This Has Only Happened To 60/40 Portfolios And Risk Parity 5 Times In 27 Years…

Hey! Guess what? We ran into some trouble on Monday.

I mean actually, we ran into some trouble last week and the proximate cause, initially anyway, was jitters about the ongoing bond rout.

As we detailed in “Judgment Day” (that was the title for our daily wrap last Tuesday, the day during which it became readily apparent to anyone with working eyes that something was about to go horribly wrong), the rapidity of the rate rise was starting to imperil the equity rally. The stock-bond return correlation was about the flip positive. There wouldn’t be anywhere to hide (not even Bitcoin, which was collapsing too).
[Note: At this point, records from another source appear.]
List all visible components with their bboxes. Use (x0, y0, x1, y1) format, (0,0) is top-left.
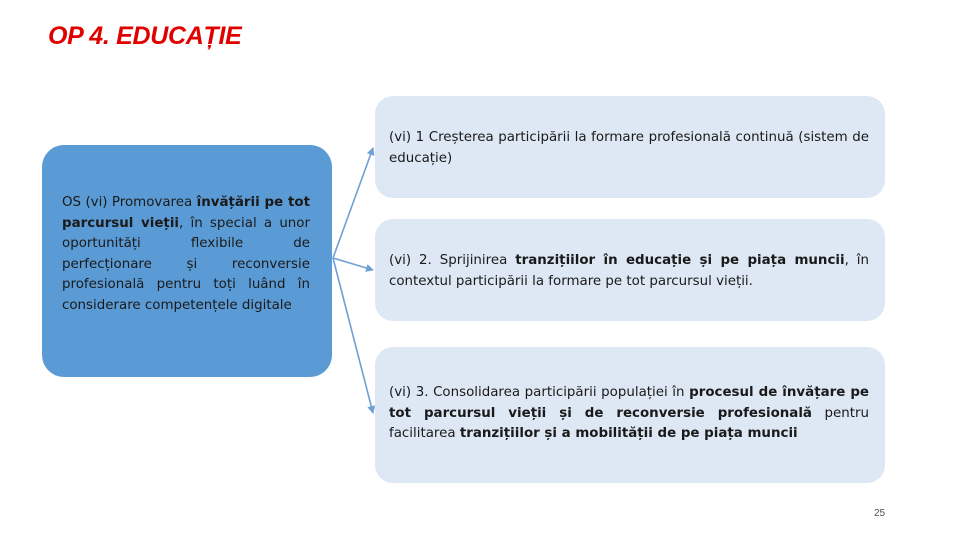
measure-text-1 (389, 128, 869, 169)
objective-text-segment: , în special a unor oportunități flexibile de perfecționare și reconversie profesională pentru toți luând în considerare competențele digitale (62, 215, 310, 313)
page-number: 25 (874, 508, 886, 519)
measure-text-segment: (vi) 2. Sprijinirea (389, 253, 516, 268)
arrow-to-box-3 (333, 258, 373, 413)
objective-text-segment-bold: învățării pe tot parcursul vieții (62, 195, 310, 231)
measure-text-2 (389, 251, 869, 292)
measure-text-segment: pentru facilitarea (389, 405, 869, 441)
measure-text-segment: (vi) 1 Creșterea participării la formare profesională continuă (sistem de educație) (389, 130, 869, 166)
objective-text-segment: OS (vi) Promovarea (62, 195, 197, 210)
measure-text-segment: (vi) 3. Consolidarea participării populației în (389, 385, 690, 400)
arrow-to-box-2 (333, 258, 373, 270)
measure-text-3 (389, 383, 869, 445)
page-title: OP 4. EDUCAȚIE (48, 22, 242, 50)
arrow-to-box-1 (333, 148, 373, 258)
measure-text-segment: , în contextul participării la formare pe tot parcursul vieții. (389, 253, 869, 289)
measure-text-segment-bold: tranzițiilor în educație și pe piața muncii (515, 253, 845, 268)
measure-text-segment-bold: procesul de învățare pe tot parcursul vieții și de reconversie profesională (389, 385, 869, 421)
measure-text-segment-bold: tranzițiilor și a mobilității de pe piața muncii (459, 426, 798, 441)
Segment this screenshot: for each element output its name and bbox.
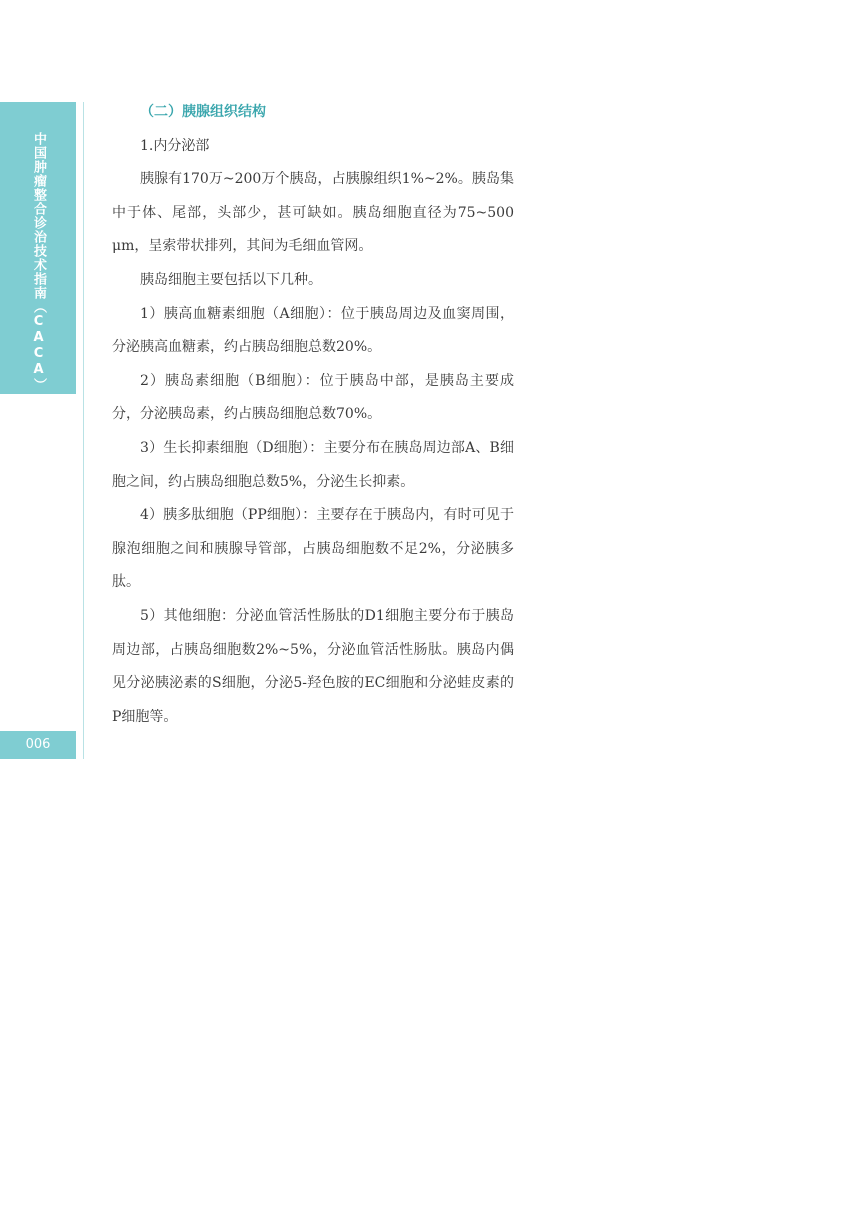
paragraph-other-cells: 5）其他细胞：分泌血管活性肠肽的D1细胞主要分布于胰岛周边部，占胰岛细胞数2%~5%，分泌血管活性肠肽。胰岛内偶见分泌胰泌素的S细胞，分泌5-羟色胺的EC细胞和分泌蛙皮素的P细胞等。 xyxy=(112,607,514,725)
paragraph-a-cells: 1）胰高血糖素细胞（A细胞）：位于胰岛周边及血窦周围，分泌胰高血糖素，约占胰岛细胞总数20%。 xyxy=(112,305,514,356)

Well sure enough, balanced portfolios ran into some “bigly” trouble as the equity selloff accelerated and bonds continued to underperform. The read-through for risk parity was obviously not good and as Goldman writes in an expansive note out Wednesday morning, “only five times since 1990 have simple risk parity and 60/40 balanced portfolios had weeks where they simultaneously sold off as much as they did last week  – the last two times being during the global financial crisis.”

Boom

The issue – as we’ve been over countless times – is the rapidity of the rate rise. There is a limit to the equity market’s patience when it comes to higher bond yields (and higher breakevens). Previously, the bond market adjustment was viewed as a good thing to the extent it signaled something about the relative robustness of the economic recovery. But the rapidity of the rise in yields matters. Too far, too fast is not good and past a certain point, equities’ interpretation of that yield rise will change. Here’s Goldman from the same note mentioned above:

As we have written before, the equity/bond correlation depends on the level, speed and source of bond yield moves. The recent rapid repricing of bond yields has been again difficult for equity to digest. Since the crisis, if US 10-year yields increase by more than 2 standard deviations in a 3 month period, equities have sold off alongside bonds. When rates rise too quickly, they can weigh on growth expectations and valuations for risky assets and rate vol can spill over to equity vol.

RateRise

When you couple this with a situation where everything was stretched in the first place (and coming in, stocks, bonds, and credit hadn’t been so simultaneously expensive in 100 years), diversification becomes next to impossible. As you can see from the bottom line in the following table, literally nothing has worked:

diversification

We’ll close this short piece with a classic quote from a previous post:

What does it mean to be “diversified” when everything is expensive?

That’s a good question. Does “diversification” help when everything is in a bubble? Maybe at the margin, right? I mean, “diversification” entails holding assets the returns on which are negatively correlated but when all of those assets are in bubble territory, the implication is that at best, returns going forward are going to constrained and at worst, returns will be negative. So while being diversified across a bunch of assets that are all expensive might help mitigate exposure to one of those assets plunging, the concept of “diversification” becomes more ambiguous in an environment where everything is overvalued.